Tabúes caducos

La sombra de Michael Jackson

18/03/2019

La leyenda se niega a morir... aunque se sostiene por pura utopía. Y es que la publicación del nuevo documental sobre Michael Jackson, Leaving Neverland, ha erosionado aún más los cimientos del mito. Sin embargo, las reacciones sobre la figura o el legado del Rey del Pop son aún exiguas, nimias. Demasiado epidérmico si lo comparamos con otros casos recientes como, por ejemplo, el actor Kevin Spacey, un proscrito andante de Hollywood tras los últimos escándalos sexuales que se le atribuyen.

En el caso de Jackson, ya eran públicos los casos de Jordan Chandler (1993), que acabó con una demanda de compensación de 20 millones de dólares, y de Gavin Arvizo, que se materializó judicialmente en 2005 pero en el que, curiosamente, salió absuelto por un jurado popular.

«Sorprende el silencio mediático y popular destilado tras el último documental de Michael... sobre todo en estos tiempos de manadas y de denuncias hollywoodianas como la de Kevin Spacey»
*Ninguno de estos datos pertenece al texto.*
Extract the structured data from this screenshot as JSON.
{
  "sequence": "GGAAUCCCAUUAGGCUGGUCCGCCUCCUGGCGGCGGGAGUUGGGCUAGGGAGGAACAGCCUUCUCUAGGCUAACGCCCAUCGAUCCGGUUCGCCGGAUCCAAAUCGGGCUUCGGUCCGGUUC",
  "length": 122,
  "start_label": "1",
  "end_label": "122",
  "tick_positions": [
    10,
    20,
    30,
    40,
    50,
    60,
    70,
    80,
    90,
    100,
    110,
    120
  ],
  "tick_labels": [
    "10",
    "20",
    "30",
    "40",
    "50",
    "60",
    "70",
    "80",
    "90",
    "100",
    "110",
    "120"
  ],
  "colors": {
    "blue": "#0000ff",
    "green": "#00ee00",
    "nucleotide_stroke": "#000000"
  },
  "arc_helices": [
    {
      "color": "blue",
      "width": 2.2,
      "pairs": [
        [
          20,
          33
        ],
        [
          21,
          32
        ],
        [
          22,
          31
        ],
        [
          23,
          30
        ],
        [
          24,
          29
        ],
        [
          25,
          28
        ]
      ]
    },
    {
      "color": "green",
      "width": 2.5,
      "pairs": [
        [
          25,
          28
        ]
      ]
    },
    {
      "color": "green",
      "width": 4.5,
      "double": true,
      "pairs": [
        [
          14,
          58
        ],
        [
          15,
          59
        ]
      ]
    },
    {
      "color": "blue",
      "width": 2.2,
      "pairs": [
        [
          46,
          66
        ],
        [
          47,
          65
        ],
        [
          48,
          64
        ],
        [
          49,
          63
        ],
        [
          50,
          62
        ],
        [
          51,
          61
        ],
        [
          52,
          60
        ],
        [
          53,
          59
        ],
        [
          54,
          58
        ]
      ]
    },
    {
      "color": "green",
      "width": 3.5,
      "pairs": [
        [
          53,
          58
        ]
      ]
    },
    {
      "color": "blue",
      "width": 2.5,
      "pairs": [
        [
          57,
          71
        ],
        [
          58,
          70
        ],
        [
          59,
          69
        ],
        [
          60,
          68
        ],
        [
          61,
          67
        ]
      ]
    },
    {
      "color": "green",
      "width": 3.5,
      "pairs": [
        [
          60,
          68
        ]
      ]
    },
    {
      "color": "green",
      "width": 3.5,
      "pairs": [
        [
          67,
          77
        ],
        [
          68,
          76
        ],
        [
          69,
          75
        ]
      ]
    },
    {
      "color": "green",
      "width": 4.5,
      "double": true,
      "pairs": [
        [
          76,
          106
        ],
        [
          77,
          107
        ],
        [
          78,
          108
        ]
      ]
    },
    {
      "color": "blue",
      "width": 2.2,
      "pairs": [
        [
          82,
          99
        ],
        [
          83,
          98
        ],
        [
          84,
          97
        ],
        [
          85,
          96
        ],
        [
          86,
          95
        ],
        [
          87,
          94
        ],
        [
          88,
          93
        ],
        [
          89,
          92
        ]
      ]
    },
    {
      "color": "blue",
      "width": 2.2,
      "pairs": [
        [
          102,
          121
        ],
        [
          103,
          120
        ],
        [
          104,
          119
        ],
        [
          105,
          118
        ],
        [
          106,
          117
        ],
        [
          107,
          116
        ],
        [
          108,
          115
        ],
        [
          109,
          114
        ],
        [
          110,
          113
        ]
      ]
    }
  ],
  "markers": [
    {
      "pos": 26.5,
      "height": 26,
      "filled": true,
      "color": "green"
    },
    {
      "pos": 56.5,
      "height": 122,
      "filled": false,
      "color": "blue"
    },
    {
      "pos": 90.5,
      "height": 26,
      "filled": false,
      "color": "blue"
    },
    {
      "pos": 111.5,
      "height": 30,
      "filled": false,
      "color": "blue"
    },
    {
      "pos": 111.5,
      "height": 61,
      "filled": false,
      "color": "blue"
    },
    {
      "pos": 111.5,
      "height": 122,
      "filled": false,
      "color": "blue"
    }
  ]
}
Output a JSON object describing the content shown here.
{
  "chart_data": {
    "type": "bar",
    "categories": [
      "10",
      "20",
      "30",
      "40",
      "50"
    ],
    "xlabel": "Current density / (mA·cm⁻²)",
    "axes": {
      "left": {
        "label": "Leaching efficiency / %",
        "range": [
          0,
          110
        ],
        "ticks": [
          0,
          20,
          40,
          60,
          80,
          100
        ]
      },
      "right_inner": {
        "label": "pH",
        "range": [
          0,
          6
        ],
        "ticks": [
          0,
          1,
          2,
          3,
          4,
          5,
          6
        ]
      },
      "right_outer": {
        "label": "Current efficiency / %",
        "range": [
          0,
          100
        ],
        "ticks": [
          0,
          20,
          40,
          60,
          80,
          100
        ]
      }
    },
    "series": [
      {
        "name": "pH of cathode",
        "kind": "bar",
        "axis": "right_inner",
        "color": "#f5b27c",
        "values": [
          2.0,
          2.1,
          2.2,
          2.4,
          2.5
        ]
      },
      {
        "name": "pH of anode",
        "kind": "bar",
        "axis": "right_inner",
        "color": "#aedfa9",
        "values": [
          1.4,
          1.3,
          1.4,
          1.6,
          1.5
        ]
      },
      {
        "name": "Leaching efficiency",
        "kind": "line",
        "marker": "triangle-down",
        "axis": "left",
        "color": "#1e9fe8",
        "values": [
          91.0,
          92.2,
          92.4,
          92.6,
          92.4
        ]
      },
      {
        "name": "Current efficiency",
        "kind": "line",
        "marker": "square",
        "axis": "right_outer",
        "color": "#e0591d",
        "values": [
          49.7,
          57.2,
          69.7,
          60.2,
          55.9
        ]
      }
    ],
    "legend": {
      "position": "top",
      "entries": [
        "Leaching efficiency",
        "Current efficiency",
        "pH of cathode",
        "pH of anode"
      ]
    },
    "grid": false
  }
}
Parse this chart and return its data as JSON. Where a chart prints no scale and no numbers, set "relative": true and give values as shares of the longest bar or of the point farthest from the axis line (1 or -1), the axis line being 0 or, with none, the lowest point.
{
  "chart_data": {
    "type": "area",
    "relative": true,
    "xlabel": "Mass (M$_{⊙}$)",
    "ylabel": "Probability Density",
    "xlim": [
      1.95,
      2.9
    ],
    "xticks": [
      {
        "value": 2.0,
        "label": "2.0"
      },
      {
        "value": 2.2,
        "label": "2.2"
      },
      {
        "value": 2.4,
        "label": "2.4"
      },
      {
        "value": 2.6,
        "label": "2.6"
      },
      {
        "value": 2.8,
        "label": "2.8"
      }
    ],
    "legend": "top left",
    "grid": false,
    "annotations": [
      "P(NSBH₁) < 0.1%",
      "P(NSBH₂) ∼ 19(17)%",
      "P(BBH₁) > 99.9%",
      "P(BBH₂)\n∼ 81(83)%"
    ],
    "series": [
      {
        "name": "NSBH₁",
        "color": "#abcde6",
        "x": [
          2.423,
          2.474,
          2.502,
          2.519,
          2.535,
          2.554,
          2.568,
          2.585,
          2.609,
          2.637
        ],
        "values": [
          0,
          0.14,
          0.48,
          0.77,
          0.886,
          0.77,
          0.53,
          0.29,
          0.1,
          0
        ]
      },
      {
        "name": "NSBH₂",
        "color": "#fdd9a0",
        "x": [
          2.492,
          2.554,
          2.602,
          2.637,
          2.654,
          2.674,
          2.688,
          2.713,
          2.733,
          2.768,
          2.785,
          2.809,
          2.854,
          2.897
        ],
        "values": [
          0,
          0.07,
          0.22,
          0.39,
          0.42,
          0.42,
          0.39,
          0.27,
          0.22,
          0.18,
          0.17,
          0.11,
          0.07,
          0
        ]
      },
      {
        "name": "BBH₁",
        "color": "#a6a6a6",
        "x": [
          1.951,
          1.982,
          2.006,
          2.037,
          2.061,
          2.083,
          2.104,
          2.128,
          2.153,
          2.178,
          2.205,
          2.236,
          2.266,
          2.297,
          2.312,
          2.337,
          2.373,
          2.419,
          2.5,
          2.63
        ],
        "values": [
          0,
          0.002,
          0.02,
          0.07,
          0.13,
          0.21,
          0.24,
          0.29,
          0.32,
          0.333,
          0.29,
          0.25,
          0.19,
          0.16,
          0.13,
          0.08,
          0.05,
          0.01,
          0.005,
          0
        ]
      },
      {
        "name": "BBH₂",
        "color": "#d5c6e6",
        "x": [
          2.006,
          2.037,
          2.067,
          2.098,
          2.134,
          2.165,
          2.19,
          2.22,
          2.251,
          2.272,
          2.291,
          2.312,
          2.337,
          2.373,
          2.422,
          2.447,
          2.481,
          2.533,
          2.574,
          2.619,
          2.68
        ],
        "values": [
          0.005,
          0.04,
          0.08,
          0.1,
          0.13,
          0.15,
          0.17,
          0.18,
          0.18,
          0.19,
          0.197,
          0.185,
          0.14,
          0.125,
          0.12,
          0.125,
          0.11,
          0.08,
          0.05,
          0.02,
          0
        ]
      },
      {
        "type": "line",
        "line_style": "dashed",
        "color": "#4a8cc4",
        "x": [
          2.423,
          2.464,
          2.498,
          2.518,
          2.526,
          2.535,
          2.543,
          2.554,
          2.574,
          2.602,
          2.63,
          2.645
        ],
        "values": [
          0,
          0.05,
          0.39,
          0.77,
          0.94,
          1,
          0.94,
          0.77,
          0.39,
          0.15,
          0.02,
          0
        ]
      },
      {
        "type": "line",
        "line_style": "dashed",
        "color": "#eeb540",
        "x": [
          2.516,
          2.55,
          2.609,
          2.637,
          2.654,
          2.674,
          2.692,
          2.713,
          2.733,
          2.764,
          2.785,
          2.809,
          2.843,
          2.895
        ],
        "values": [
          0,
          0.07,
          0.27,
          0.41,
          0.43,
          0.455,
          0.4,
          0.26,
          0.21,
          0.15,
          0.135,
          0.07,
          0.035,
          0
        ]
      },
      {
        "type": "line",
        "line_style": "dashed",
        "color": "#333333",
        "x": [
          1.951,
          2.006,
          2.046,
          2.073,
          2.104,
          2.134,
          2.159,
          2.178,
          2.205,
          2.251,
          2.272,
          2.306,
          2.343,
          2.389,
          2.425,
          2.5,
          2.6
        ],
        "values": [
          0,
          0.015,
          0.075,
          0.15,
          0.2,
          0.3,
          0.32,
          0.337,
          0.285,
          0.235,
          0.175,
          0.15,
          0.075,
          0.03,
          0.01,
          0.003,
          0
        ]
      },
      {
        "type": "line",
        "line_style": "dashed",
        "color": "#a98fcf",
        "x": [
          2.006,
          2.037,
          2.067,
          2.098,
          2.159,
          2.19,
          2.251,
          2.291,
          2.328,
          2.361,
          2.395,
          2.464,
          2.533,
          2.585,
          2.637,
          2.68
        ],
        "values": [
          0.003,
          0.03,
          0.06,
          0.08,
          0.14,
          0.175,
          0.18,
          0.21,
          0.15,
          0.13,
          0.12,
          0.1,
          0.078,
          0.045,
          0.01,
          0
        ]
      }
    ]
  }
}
Como contraste, el documental se centra en dos figuras que, en su momento, defendieron a capa y espada a Jackson: Wade Robson y James Safechuck. Ahora ambos rondan entre los 35 y 40 años. ¿Por qué ahora describen el horror? Sin duda, la paternidad de ambos les hizo cuestionarse recuerdos que habían quedado en una ambigua realidad.

Los detalles del documental llegan a ser imposibles de digerir para cualquier espectador. Para los más puristas, sería difícil usar sus testimonios como prueba, en un hipotético juicio con un avejentado Jackson aún vivo. Pero la rotundidad y la minuciosidad de detalles hacen muy difícil dudar de su veracidad, teniendo en cuenta su similitud con los otros casos.

Sin duda, es un tema vigente y de rabiosa actualidad: la del depredador sexual de meticuloso trabajo, que consigue que sus víctimas tengan vergüenza, sientan un cierto síndrome de Estocolmo e incluso, una extraña lealtad. Un asunto a reflexionar en tiempos de manadas y denuncias hollywoodianas.